NEW YORK — Toys R Us Inc., which filed plans to sell shares to the public in 2010, said Friday it’s withdrawing its plan as the company reported declining sales and profit last year.
The company, which was taken private in 2005 through a $6.6 billion buyout deal, blamed “unfavorable market conditions” and its recently announced “executive leadership transition,” for the decision, which it announced in a regulatory filing with the U.S. Securities and Exchange Commission. Chief Executive Gerald Storch, a former Target Corp. executive who has served as the toy retailer’s CEO since 2006, said last month he’s stepping down, even though he’ll remain as chairman.
The IPO withdrawal came as the company’s international profit last year was hurt by “challenging global economic conditions,” particularly in Europe and Japan, the company said Friday. Meanwhile, costs to refinance its debt also ate into profit.

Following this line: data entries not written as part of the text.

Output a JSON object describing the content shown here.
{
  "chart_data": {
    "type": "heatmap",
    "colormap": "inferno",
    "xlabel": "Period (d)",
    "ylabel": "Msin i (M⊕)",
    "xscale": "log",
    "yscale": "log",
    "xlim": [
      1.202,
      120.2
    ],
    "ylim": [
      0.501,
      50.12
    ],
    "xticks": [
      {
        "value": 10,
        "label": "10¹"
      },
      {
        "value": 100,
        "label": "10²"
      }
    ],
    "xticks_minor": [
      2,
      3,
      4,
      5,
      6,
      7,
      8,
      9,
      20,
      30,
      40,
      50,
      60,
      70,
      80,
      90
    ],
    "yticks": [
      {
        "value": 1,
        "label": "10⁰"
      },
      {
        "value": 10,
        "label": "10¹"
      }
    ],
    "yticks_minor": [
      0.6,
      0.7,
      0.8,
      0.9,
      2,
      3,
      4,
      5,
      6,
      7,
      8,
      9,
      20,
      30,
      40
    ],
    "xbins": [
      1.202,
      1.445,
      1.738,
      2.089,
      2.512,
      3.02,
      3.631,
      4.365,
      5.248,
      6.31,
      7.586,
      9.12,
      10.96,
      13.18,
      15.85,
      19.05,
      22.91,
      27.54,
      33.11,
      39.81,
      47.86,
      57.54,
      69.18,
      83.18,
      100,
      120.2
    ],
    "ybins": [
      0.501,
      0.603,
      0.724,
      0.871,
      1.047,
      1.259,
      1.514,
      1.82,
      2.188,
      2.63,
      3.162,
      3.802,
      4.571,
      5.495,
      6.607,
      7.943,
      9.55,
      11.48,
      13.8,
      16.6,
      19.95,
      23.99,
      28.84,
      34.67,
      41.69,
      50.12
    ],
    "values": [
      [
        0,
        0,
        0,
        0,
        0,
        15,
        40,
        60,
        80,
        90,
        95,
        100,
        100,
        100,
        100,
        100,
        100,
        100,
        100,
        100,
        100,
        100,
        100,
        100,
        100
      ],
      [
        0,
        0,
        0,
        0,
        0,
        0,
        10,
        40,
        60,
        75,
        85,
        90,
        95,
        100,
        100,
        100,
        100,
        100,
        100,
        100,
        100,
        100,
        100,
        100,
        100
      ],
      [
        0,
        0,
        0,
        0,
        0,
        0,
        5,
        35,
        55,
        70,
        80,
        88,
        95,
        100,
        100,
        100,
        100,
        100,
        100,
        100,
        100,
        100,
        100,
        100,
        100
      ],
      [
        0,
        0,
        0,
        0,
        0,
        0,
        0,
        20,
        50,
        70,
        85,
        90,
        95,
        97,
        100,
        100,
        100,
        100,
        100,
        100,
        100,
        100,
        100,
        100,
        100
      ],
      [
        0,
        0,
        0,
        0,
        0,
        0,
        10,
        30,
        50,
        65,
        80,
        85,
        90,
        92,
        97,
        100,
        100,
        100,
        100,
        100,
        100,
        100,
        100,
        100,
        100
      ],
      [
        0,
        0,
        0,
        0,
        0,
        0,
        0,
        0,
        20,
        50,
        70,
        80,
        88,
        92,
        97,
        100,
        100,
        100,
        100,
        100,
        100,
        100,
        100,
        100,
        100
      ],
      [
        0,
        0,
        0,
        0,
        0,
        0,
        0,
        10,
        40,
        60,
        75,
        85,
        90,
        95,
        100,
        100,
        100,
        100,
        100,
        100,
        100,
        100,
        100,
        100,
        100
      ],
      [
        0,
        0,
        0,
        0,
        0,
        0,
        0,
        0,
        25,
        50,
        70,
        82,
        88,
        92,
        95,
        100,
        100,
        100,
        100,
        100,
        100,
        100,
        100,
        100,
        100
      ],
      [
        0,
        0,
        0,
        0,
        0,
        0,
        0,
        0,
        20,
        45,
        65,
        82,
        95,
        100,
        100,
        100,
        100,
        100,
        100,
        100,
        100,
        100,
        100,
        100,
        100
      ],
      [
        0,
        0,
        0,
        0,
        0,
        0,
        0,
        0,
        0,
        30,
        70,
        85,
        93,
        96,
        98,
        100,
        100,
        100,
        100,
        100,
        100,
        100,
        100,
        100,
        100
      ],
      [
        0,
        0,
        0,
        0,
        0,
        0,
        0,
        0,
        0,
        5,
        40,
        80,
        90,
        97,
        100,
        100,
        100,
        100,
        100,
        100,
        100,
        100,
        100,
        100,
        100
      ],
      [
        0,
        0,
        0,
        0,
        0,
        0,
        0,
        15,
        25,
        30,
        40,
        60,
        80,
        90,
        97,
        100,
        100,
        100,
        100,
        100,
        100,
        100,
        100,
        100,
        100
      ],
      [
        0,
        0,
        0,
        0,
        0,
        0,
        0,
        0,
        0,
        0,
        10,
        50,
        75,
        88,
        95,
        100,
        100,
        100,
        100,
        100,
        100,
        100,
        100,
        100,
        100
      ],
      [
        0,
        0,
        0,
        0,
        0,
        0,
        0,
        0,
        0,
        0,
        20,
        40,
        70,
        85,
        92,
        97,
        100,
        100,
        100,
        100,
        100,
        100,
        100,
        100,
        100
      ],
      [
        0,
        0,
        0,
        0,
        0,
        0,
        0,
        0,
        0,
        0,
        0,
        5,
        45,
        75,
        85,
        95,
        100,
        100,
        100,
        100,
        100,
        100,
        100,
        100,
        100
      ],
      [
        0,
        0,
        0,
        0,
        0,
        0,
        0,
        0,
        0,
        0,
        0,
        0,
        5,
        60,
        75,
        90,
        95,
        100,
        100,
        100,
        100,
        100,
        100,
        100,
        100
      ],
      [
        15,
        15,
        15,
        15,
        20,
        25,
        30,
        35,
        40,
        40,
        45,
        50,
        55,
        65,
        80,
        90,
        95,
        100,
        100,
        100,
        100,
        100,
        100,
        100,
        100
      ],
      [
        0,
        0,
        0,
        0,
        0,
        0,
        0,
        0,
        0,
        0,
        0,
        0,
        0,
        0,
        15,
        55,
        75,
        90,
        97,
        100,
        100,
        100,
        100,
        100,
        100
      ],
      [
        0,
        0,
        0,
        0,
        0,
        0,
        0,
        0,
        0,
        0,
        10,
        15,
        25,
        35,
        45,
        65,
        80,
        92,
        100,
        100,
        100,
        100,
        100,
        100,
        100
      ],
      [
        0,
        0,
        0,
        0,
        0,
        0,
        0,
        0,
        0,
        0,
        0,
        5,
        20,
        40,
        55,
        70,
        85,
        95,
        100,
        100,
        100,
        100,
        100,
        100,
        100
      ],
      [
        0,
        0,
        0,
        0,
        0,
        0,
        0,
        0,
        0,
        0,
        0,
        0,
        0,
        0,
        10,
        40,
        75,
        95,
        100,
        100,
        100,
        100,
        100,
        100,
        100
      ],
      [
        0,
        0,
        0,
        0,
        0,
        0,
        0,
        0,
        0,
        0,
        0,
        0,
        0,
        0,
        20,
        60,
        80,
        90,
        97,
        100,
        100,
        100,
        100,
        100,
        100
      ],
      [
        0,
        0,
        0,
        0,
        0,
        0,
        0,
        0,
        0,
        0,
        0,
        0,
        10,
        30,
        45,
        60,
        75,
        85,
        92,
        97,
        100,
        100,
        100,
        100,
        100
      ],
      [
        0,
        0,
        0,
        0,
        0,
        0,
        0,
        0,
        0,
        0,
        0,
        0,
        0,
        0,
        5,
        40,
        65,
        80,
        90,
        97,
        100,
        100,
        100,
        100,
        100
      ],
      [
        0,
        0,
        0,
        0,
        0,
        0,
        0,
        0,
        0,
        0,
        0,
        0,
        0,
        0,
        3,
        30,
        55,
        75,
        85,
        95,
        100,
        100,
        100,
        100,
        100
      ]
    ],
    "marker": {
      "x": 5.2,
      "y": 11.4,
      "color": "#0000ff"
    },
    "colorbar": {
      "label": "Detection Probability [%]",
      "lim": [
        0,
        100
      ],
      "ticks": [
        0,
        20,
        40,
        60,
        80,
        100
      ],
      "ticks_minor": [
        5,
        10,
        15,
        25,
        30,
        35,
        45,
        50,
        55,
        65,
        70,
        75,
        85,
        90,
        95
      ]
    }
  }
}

The company’s fourth-quarter sales in its critical holiday quarter, which alone made up more than two-fifths of its total, dropped 2.6 percent to $5.77 billion. Profit in the quarter ended Feb. 2 slumped 30 percent to $239 million as the company saw a 35 percent jump in interest expense.
Fourth-quarter comparable sales in the U.S. fell 4.5 percent, hurt by an 11 percent drop in demand for electronics, videogame consoles and software and other items in the company’s entertainment category.
Overseas same-store sales, which strip out results from new and closed stores, fell 5.4 percent.
While Storch has been praised for initiatives including making right inventory bets on popular toys, unveiling more exclusive products or touting its wide assortment at Toys R Us, the company is still weighed down by price competition from online retailers led by Amazon.com Inc. while larger brick-and-mortar retailers from Target Corp. and Wal-Mart Stores Inc. routinely use toys as the loss leaders to drive holiday traffic, analysts have said.